Your Metamask wallet will pop up and ask you to confirm two transactions. One is a spend approval, and the second is for the deposit itself. Once finished, you'll see your available balance along with the current interest rate in the Yearn Earn dashboard.
Because the Earn deposits aren't as complex as Vault strategies, withdrawal fees are generally cheaper. That does not make them cheap — so, your best bet is to hold your deposits long-term to make the most of your profits.
Some of the Yearn Vaults require deposits made with pool tokens, such as yfDAI (Yearn DAI). On the other hand, perhaps you have pool tokens from deposits made on Curve, and want to grab liquidity you can use to deposit into a Yearn Vault.
That's where the Zap tool comes into play. With Zap, you can zap into and out of Curve stablecoin pools with the click of a button in either direction.
So far, Zap isn't offered in Yearn v2, but you can still find it under invest in Yearn v1.
When talking about DeFi protocols, hacks and security exploits are always part of the risk assessment one must do before depositing.
Thankfully, Yearn has begun working with DeFi insurance giant Nexus Mutual to offer Cover, a decentralized form of smart contract coverage that covers your vault deposit.
You can find Yearn Cover under the protect tab, enabling you to cover your vault deposit with ease, thereby providing you peace of mind.

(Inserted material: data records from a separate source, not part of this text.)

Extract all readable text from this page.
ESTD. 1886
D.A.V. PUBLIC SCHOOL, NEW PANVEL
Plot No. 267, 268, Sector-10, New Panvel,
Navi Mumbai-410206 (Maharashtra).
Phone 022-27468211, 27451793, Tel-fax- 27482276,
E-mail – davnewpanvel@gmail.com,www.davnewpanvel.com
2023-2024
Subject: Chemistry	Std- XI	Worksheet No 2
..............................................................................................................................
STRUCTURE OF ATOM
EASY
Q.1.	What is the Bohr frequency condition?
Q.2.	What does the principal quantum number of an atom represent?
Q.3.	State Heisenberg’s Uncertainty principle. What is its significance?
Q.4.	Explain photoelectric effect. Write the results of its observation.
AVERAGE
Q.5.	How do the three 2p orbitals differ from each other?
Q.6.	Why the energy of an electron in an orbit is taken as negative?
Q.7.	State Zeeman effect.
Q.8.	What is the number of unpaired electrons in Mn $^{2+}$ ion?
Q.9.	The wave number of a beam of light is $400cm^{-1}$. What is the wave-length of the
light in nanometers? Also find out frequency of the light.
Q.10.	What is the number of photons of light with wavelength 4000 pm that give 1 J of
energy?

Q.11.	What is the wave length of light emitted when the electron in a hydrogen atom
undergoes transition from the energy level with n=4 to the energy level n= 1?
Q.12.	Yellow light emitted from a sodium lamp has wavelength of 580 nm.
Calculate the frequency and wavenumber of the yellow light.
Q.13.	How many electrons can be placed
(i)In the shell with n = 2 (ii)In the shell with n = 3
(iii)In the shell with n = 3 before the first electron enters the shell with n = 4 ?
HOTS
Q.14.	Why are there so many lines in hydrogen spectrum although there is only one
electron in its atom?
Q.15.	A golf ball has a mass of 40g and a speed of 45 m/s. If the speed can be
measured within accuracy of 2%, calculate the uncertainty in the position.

Unlike other highly complex tokens, Yearn's YFI token is a very straightforward governance token. Holding the YFI tokens gives the holder voting rights, the ability to create proposals, and possible future benefits (such as value accrual) as future proposals see fit.
At the time of writing, one YFI token costs a whopping $32,000. Last year, YFI went as far as to outprice Bitcoin at one point, temporarily circulating as crypto’s highest-valued digital asset.